Vers 14h20, les vivats de la foule se font plus pressants. Au milieu du vélodrome, entre les barrières installées depuis deux ans sur la pelouse pour cadrer les médias, les invités et les officiels en vue des cérémonies protocolaires, quelques journalistes et photographes se rassemblent pour suivre le dernier tour d’anneau des juniors, arrivés après 111 kilomètres de course grâce au soutien de John Degenkolb, ancien vainqueur de l’édition pro qui a offert 10.000 euros pour assurer l’organisation de cette épreuve pour les moins de 19 ans. Cette année, c’est le Néerlandais Hidde van Veenendaal qui a crié toute sa joie sur la ligne d’arrivée après avoir battu au sprint le Français Hugo Toumire. Dans le public, on applaudit les deux premiers, ainsi que le peloton arrivé ensuite. Et même tous les retardataires, qui arrivent au compte-gouttes, sur ce vélodrome qui transpire l’histoire du vélo.
Les frissons
Trois heures plus tard, les journalistes regardent à la télévision le passage des premiers de la course professionnelle sur le carrefour de l’Arbre, avant de courir jusqu’au vélodrome pour suivre les tous derniers kilomètres au milieu du vélodrome, dans une foule bien plus compacte que sur la course juniors. Entre proches de coureurs, soigneurs, cameramen, photographes, journalistes, organisateurs… Difficile de s’y retrouver. Seul l’écran géant attire tous les regards, avant le grand frisson : l’arrivée des premiers coureurs de ce Paris-Roubaix sur le vélodrome. Les cris sont plus intenses, tout un stade résonne, on ne s’entend plus parler. Et cela dure durant deux minutes, le temps pour les leaders d’atteindre la ligne d’arrivée. Au bout d’un demi-tour pour clamer sa joie, Philippe Gilbert lâche son vélo au milieu des photographes et cameramen, sur la pelouse devenue noire de monde, et célèbre son succès avec Patrick Lefevere, son manager, puis Yves Lampaert, son équipier. Pendant que Nils Politt est un peu moins assailli mais reçoit autant de sollicitations de la part des médias allemands, surpris de sa deuxième place. Derrière, les coureurs arrivent un à un. Les Deceuninck-Quick Step tentent d’atteindre Gilbert pour le féliciter tandis que les autres essaient de s’écarter des médias pour reprendre leur souffle après six heures dans l’Enfer.
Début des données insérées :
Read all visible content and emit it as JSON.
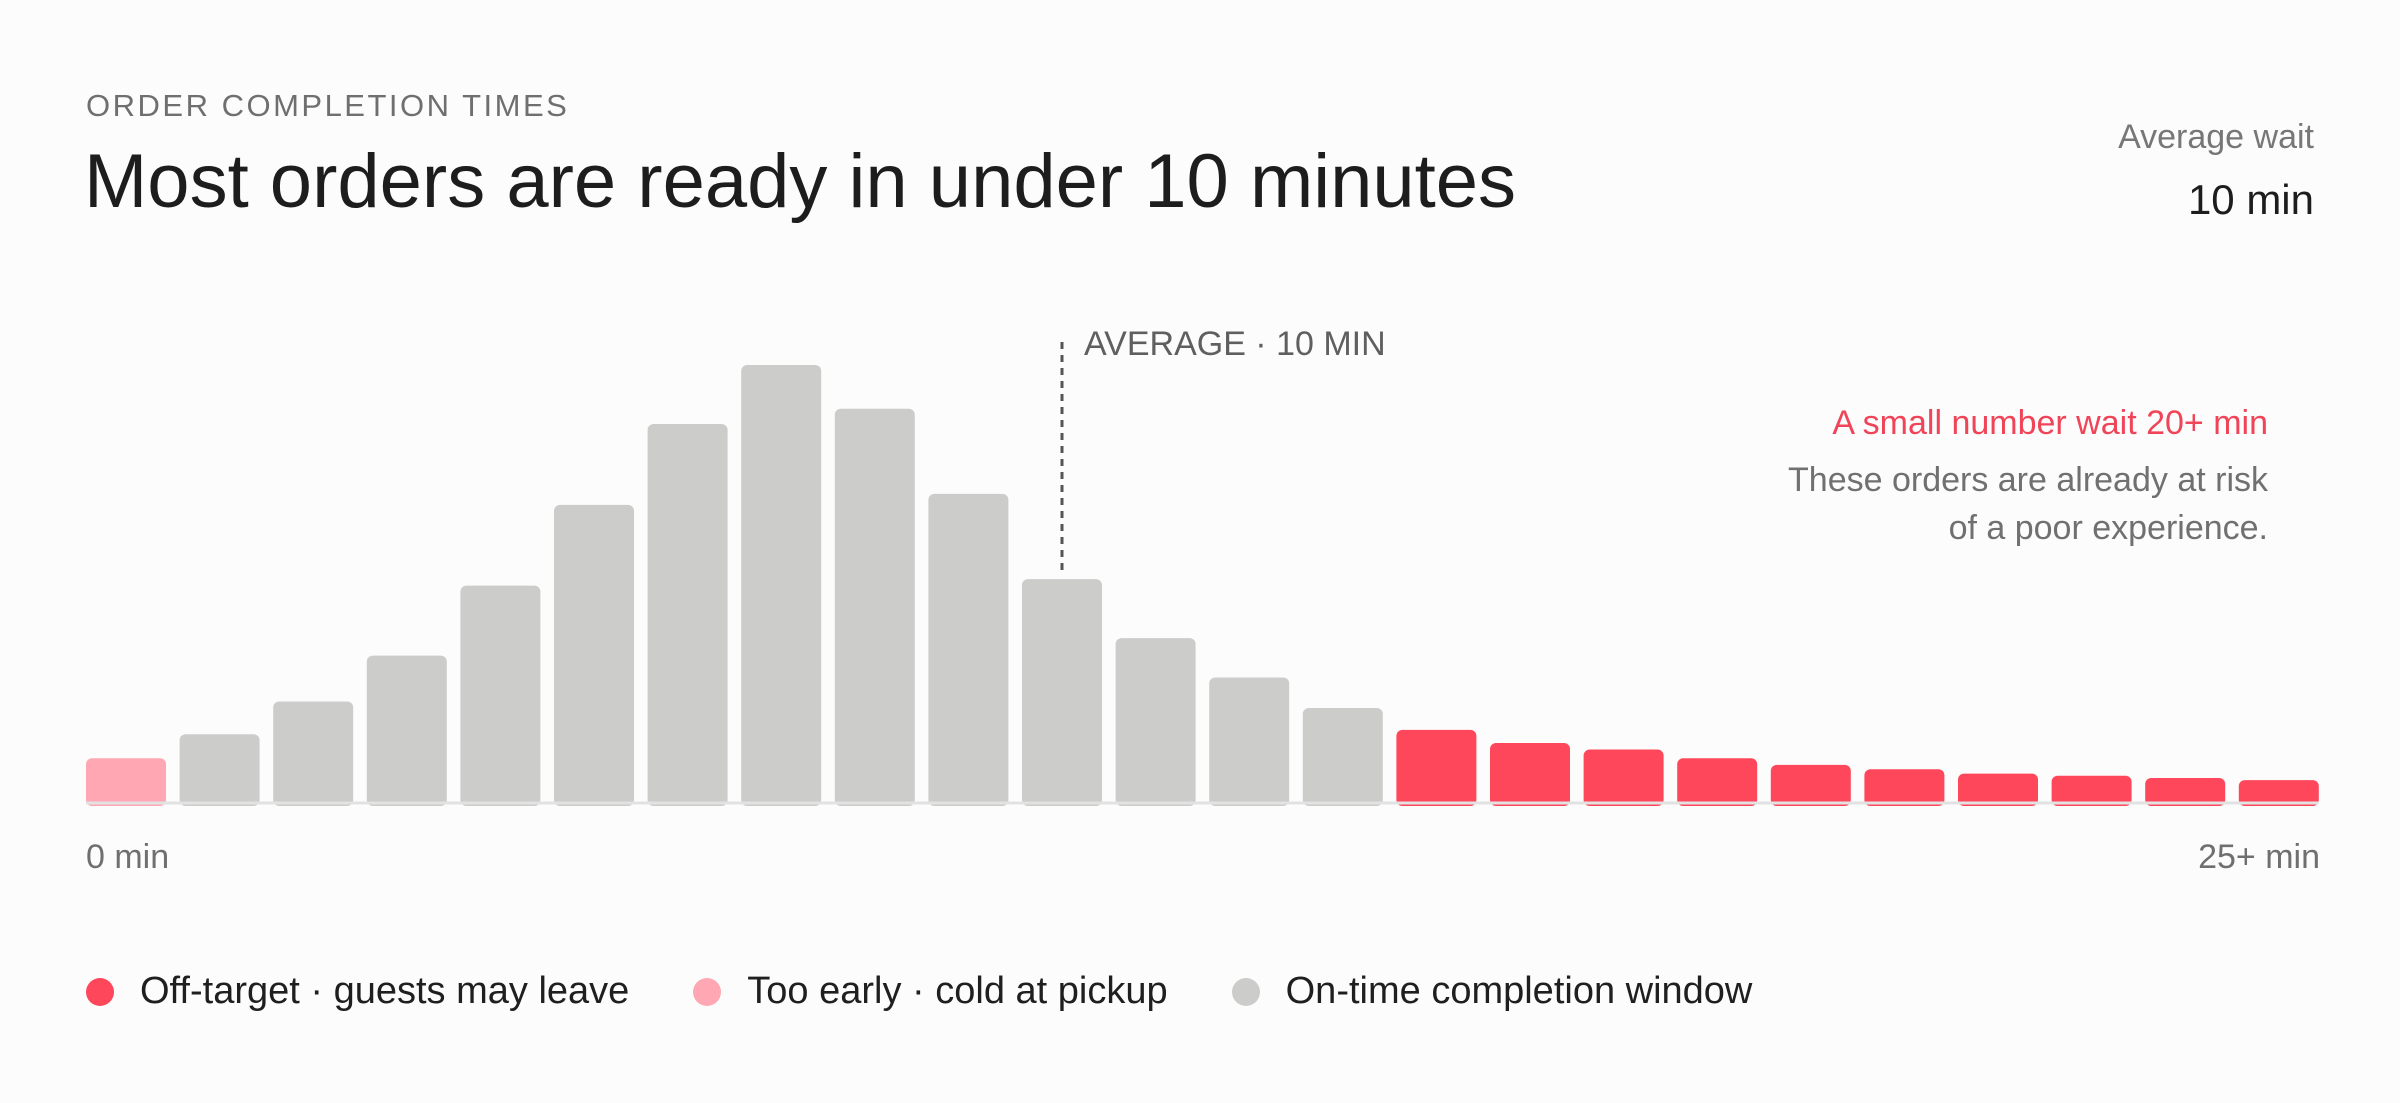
{
  "header": {
    "eyebrow": "ORDER COMPLETION TIMES",
    "title": "Most orders are ready in under 10 minutes"
  },
  "kpi": {
    "label": "Average wait",
    "value": "10 min"
  },
  "annotation": {
    "highlight": "A small number wait 20+ min",
    "line1": "These orders are already at risk",
    "line2": "of a poor experience."
  },
  "colors": {
    "off_target": "#ff475b",
    "too_early": "#ffa7b2",
    "on_time": "#cccccb",
    "average_line": "#555555",
    "baseline": "#e2e2e2"
  },
  "chart_data": {
    "type": "bar",
    "x_start_label": "0 min",
    "x_end_label": "25+ min",
    "average_label": "AVERAGE · 10 MIN",
    "average_bin": 10,
    "ylim": [
      0,
      100
    ],
    "bins": [
      {
        "value": 10,
        "status": "too_early"
      },
      {
        "value": 15.5,
        "status": "on_time"
      },
      {
        "value": 23,
        "status": "on_time"
      },
      {
        "value": 33.5,
        "status": "on_time"
      },
      {
        "value": 49.5,
        "status": "on_time"
      },
      {
        "value": 68,
        "status": "on_time"
      },
      {
        "value": 86.5,
        "status": "on_time"
      },
      {
        "value": 100,
        "status": "on_time"
      },
      {
        "value": 90,
        "status": "on_time"
      },
      {
        "value": 70.5,
        "status": "on_time"
      },
      {
        "value": 51,
        "status": "on_time"
      },
      {
        "value": 37.5,
        "status": "on_time"
      },
      {
        "value": 28.5,
        "status": "on_time"
      },
      {
        "value": 21.5,
        "status": "on_time"
      },
      {
        "value": 16.5,
        "status": "off_target"
      },
      {
        "value": 13.5,
        "status": "off_target"
      },
      {
        "value": 12,
        "status": "off_target"
      },
      {
        "value": 10,
        "status": "off_target"
      },
      {
        "value": 8.5,
        "status": "off_target"
      },
      {
        "value": 7.5,
        "status": "off_target"
      },
      {
        "value": 6.5,
        "status": "off_target"
      },
      {
        "value": 6,
        "status": "off_target"
      },
      {
        "value": 5.5,
        "status": "off_target"
      },
      {
        "value": 5,
        "status": "off_target"
      }
    ]
  },
  "legend": [
    {
      "label": "Off-target · guests may leave",
      "color": "#ff475b"
    },
    {
      "label": "Too early · cold at pickup",
      "color": "#ffa7b2"
    },
    {
      "label": "On-time completion window",
      "color": "#cccccb"
    }
  ]
}
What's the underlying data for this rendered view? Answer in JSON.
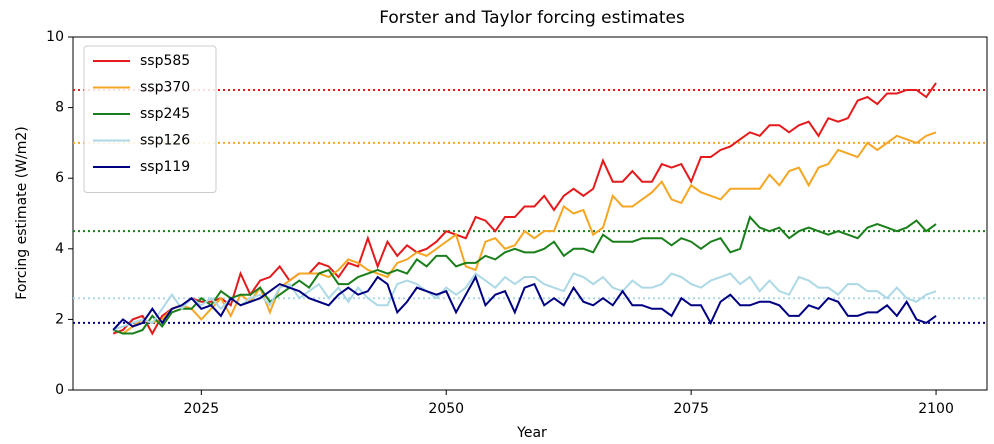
{
  "chart_data": {
    "type": "line",
    "title": "Forster and Taylor forcing estimates",
    "xlabel": "Year",
    "ylabel": "Forcing estimate (W/m2)",
    "xlim": [
      2011.9,
      2105.2
    ],
    "xticks": [
      2025,
      2050,
      2075,
      2100
    ],
    "ylim": [
      0,
      10
    ],
    "yticks": [
      0,
      2,
      4,
      6,
      8,
      10
    ],
    "grid": false,
    "legend": "upper left",
    "x": [
      2016,
      2017,
      2018,
      2019,
      2020,
      2021,
      2022,
      2023,
      2024,
      2025,
      2026,
      2027,
      2028,
      2029,
      2030,
      2031,
      2032,
      2033,
      2034,
      2035,
      2036,
      2037,
      2038,
      2039,
      2040,
      2041,
      2042,
      2043,
      2044,
      2045,
      2046,
      2047,
      2048,
      2049,
      2050,
      2051,
      2052,
      2053,
      2054,
      2055,
      2056,
      2057,
      2058,
      2059,
      2060,
      2061,
      2062,
      2063,
      2064,
      2065,
      2066,
      2067,
      2068,
      2069,
      2070,
      2071,
      2072,
      2073,
      2074,
      2075,
      2076,
      2077,
      2078,
      2079,
      2080,
      2081,
      2082,
      2083,
      2084,
      2085,
      2086,
      2087,
      2088,
      2089,
      2090,
      2091,
      2092,
      2093,
      2094,
      2095,
      2096,
      2097,
      2098,
      2099,
      2100
    ],
    "series": [
      {
        "name": "ssp585",
        "color": "#e41a1c",
        "values": [
          1.6,
          1.7,
          2.0,
          2.1,
          1.6,
          2.1,
          2.3,
          2.4,
          2.6,
          2.5,
          2.5,
          2.6,
          2.4,
          3.3,
          2.7,
          3.1,
          3.2,
          3.5,
          3.1,
          3.3,
          3.3,
          3.6,
          3.5,
          3.2,
          3.6,
          3.5,
          4.3,
          3.5,
          4.2,
          3.8,
          4.1,
          3.9,
          4.0,
          4.2,
          4.5,
          4.4,
          4.3,
          4.9,
          4.8,
          4.5,
          4.9,
          4.9,
          5.2,
          5.2,
          5.5,
          5.1,
          5.5,
          5.7,
          5.5,
          5.7,
          6.5,
          5.9,
          5.9,
          6.2,
          5.9,
          5.9,
          6.4,
          6.3,
          6.4,
          5.9,
          6.6,
          6.6,
          6.8,
          6.9,
          7.1,
          7.3,
          7.2,
          7.5,
          7.5,
          7.3,
          7.5,
          7.6,
          7.2,
          7.7,
          7.6,
          7.7,
          8.2,
          8.3,
          8.1,
          8.4,
          8.4,
          8.5,
          8.5,
          8.3,
          8.7
        ]
      },
      {
        "name": "ssp370",
        "color": "#f5a623",
        "values": [
          1.7,
          1.6,
          1.8,
          2.0,
          1.9,
          2.0,
          2.3,
          2.4,
          2.3,
          2.0,
          2.3,
          2.6,
          2.1,
          2.7,
          2.5,
          2.9,
          2.2,
          2.9,
          3.1,
          3.3,
          3.3,
          3.3,
          3.2,
          3.4,
          3.7,
          3.6,
          3.4,
          3.3,
          3.2,
          3.6,
          3.7,
          3.9,
          3.8,
          4.0,
          4.2,
          4.4,
          3.5,
          3.4,
          4.2,
          4.3,
          4.0,
          4.1,
          4.5,
          4.3,
          4.5,
          4.5,
          5.2,
          5.0,
          5.1,
          4.4,
          4.6,
          5.5,
          5.2,
          5.2,
          5.4,
          5.6,
          5.9,
          5.4,
          5.3,
          5.8,
          5.6,
          5.5,
          5.4,
          5.7,
          5.7,
          5.7,
          5.7,
          6.1,
          5.8,
          6.2,
          6.3,
          5.8,
          6.3,
          6.4,
          6.8,
          6.7,
          6.6,
          7.0,
          6.8,
          7.0,
          7.2,
          7.1,
          7.0,
          7.2,
          7.3
        ]
      },
      {
        "name": "ssp245",
        "color": "#1a7f1a",
        "values": [
          1.7,
          1.6,
          1.6,
          1.7,
          2.1,
          1.8,
          2.2,
          2.3,
          2.3,
          2.6,
          2.4,
          2.8,
          2.6,
          2.7,
          2.7,
          2.9,
          2.5,
          2.7,
          2.9,
          3.1,
          2.9,
          3.3,
          3.4,
          3.0,
          3.0,
          3.2,
          3.3,
          3.4,
          3.3,
          3.4,
          3.3,
          3.7,
          3.5,
          3.8,
          3.8,
          3.5,
          3.6,
          3.6,
          3.8,
          3.7,
          3.9,
          4.0,
          3.9,
          3.9,
          4.0,
          4.2,
          3.8,
          4.0,
          4.0,
          3.9,
          4.4,
          4.2,
          4.2,
          4.2,
          4.3,
          4.3,
          4.3,
          4.1,
          4.3,
          4.2,
          4.0,
          4.2,
          4.3,
          3.9,
          4.0,
          4.9,
          4.6,
          4.5,
          4.6,
          4.3,
          4.5,
          4.6,
          4.5,
          4.4,
          4.5,
          4.4,
          4.3,
          4.6,
          4.7,
          4.6,
          4.5,
          4.6,
          4.8,
          4.5,
          4.7
        ]
      },
      {
        "name": "ssp126",
        "color": "#add8e6",
        "values": [
          1.7,
          1.8,
          1.9,
          2.0,
          1.9,
          2.3,
          2.7,
          2.3,
          2.6,
          2.4,
          2.6,
          2.3,
          2.6,
          2.4,
          2.6,
          2.7,
          2.4,
          2.9,
          3.0,
          2.6,
          2.8,
          3.0,
          2.6,
          2.9,
          2.5,
          2.9,
          2.6,
          2.4,
          2.4,
          3.0,
          3.1,
          3.0,
          2.8,
          2.6,
          2.9,
          2.7,
          2.9,
          3.3,
          3.1,
          2.9,
          3.2,
          3.0,
          3.2,
          3.2,
          3.0,
          2.9,
          2.8,
          3.3,
          3.2,
          3.0,
          3.2,
          2.9,
          2.8,
          3.1,
          2.9,
          2.9,
          3.0,
          3.3,
          3.2,
          3.0,
          2.9,
          3.1,
          3.2,
          3.3,
          3.0,
          3.2,
          2.8,
          3.1,
          2.8,
          2.7,
          3.2,
          3.1,
          2.9,
          2.9,
          2.7,
          3.0,
          3.0,
          2.8,
          2.8,
          2.6,
          2.9,
          2.6,
          2.5,
          2.7,
          2.8
        ]
      },
      {
        "name": "ssp119",
        "color": "#000080",
        "values": [
          1.7,
          2.0,
          1.8,
          1.9,
          2.3,
          1.9,
          2.3,
          2.4,
          2.6,
          2.3,
          2.4,
          2.1,
          2.6,
          2.4,
          2.5,
          2.6,
          2.8,
          3.0,
          2.9,
          2.8,
          2.6,
          2.5,
          2.4,
          2.7,
          2.9,
          2.7,
          2.8,
          3.2,
          3.0,
          2.2,
          2.5,
          2.9,
          2.8,
          2.7,
          2.8,
          2.2,
          2.7,
          3.2,
          2.4,
          2.7,
          2.8,
          2.2,
          2.9,
          3.0,
          2.4,
          2.6,
          2.4,
          2.9,
          2.5,
          2.4,
          2.6,
          2.4,
          2.8,
          2.4,
          2.4,
          2.3,
          2.3,
          2.1,
          2.6,
          2.4,
          2.4,
          1.9,
          2.5,
          2.7,
          2.4,
          2.4,
          2.5,
          2.5,
          2.4,
          2.1,
          2.1,
          2.4,
          2.3,
          2.6,
          2.5,
          2.1,
          2.1,
          2.2,
          2.2,
          2.4,
          2.1,
          2.5,
          2.0,
          1.9,
          2.1
        ]
      }
    ],
    "reference_lines": [
      {
        "value": 8.5,
        "color": "#e41a1c"
      },
      {
        "value": 7.0,
        "color": "#f5a623"
      },
      {
        "value": 4.5,
        "color": "#1a7f1a"
      },
      {
        "value": 2.6,
        "color": "#add8e6"
      },
      {
        "value": 1.9,
        "color": "#000080"
      }
    ]
  }
}
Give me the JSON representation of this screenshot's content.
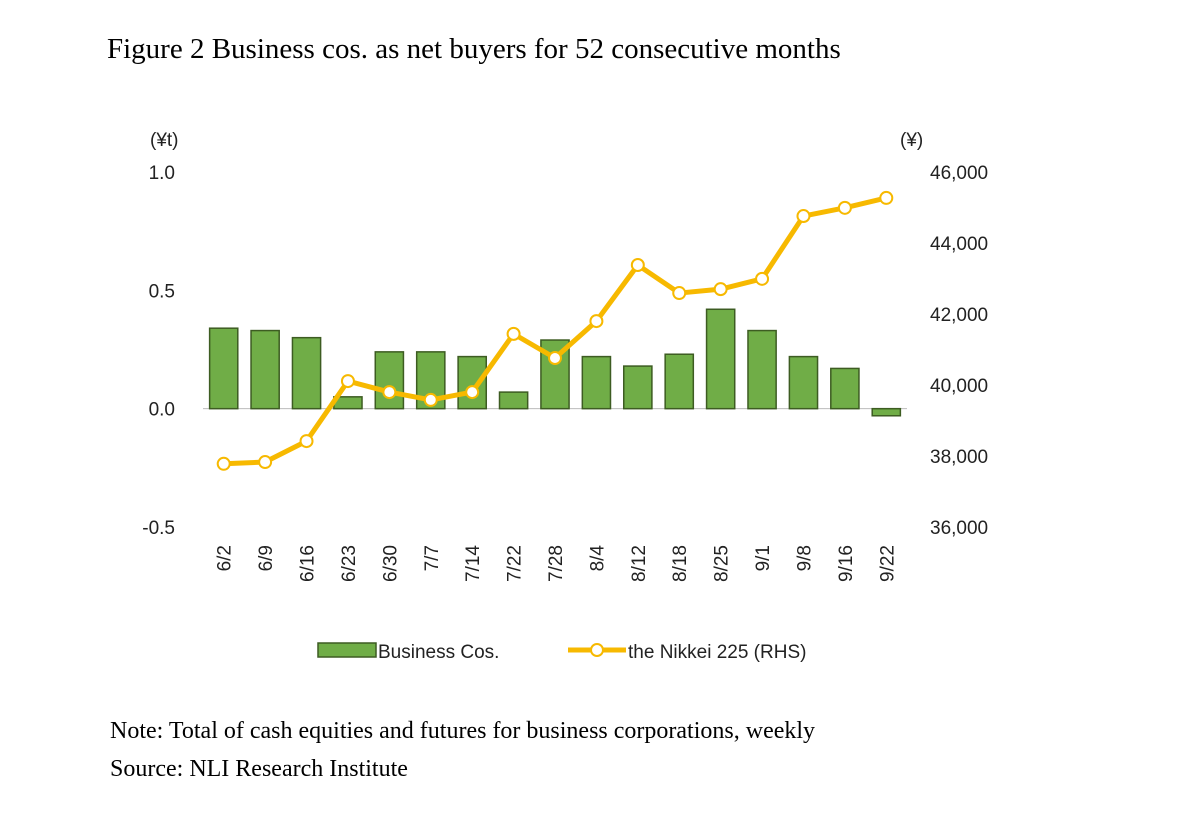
{
  "chart_data": {
    "type": "bar_line",
    "title": "Figure 2   Business cos. as net buyers for 52 consecutive months",
    "y_label": "(¥t)",
    "y2_label": "(¥)",
    "categories": [
      "6/2",
      "6/9",
      "6/16",
      "6/23",
      "6/30",
      "7/7",
      "7/14",
      "7/22",
      "7/28",
      "8/4",
      "8/12",
      "8/18",
      "8/25",
      "9/1",
      "9/8",
      "9/16",
      "9/22"
    ],
    "series": [
      {
        "name": "Business Cos.",
        "type": "bar",
        "color": "#70ad47",
        "values": [
          0.34,
          0.33,
          0.3,
          0.05,
          0.24,
          0.24,
          0.22,
          0.07,
          0.29,
          0.22,
          0.18,
          0.23,
          0.42,
          0.33,
          0.22,
          0.17,
          -0.03
        ]
      },
      {
        "name": "the Nikkei 225 (RHS)",
        "type": "line",
        "axis": "y2",
        "color": "#f7b900",
        "values": [
          37780,
          37830,
          38420,
          40110,
          39800,
          39580,
          39800,
          41440,
          40760,
          41800,
          43380,
          42590,
          42700,
          42990,
          44760,
          44990,
          45270
        ]
      }
    ],
    "ylim": [
      -0.5,
      1.0
    ],
    "yticks": [
      {
        "value": -0.5,
        "label": "-0.5"
      },
      {
        "value": 0,
        "label": "0.0"
      },
      0.5,
      {
        "value": 1,
        "label": "1.0"
      }
    ],
    "y2lim": [
      36000,
      46000
    ],
    "y2ticks": [
      {
        "value": 36000,
        "label": "36,000"
      },
      {
        "value": 38000,
        "label": "38,000"
      },
      {
        "value": 40000,
        "label": "40,000"
      },
      {
        "value": 42000,
        "label": "42,000"
      },
      {
        "value": 44000,
        "label": "44,000"
      },
      {
        "value": 46000,
        "label": "46,000"
      }
    ],
    "notes": [
      "Note: Total of cash equities and futures for business corporations, weekly",
      "Source: NLI Research Institute"
    ]
  }
}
Et puis, parmi toute cette joie sportive, il y a également de la tristesse. Comme Sep Vanmarcke, pour qui l’incident mécanique à huit kilomètres de l’arrivée a été la tuile de trop, alors qu’il espérait encore atteindre le podium voire mieux. Il termine finalement quatrième, et passe de longues minutes affalé sur une barrière, avec ses seuls proches autour. En pleurs, le coureur belge préfère rester dans sa bulle avant de répondre aux sollicitations de la presse. Derrière, Wout van Aert est également assailli à son arrivée. Mais visiblement usé par les efforts produits sur 257 kilomètres, le coureur belge prend d’abord de longues minutes à reprendre son souffle. Il est allé jusqu’au bout de lui-même pour terminer au mieux ce Paris-Roubaix. Comme les derniers qui ont traversé le vélodrome, malheureusement hors des délais : le Rwandais Joseph Areruya à plus de 40 minutes, et le Français Alan Riou à plus de 47 minutes. Avec juste quelques supporters et les commentateurs en train de ranger leur matériel. Le vélodrome peut désormais fermer ses portes, au moins pour deux mois, avant l’arrivée de Paris-Roubaix espoirs le 2 juin prochain. Pour les pros, il faudra attendre avril 2020.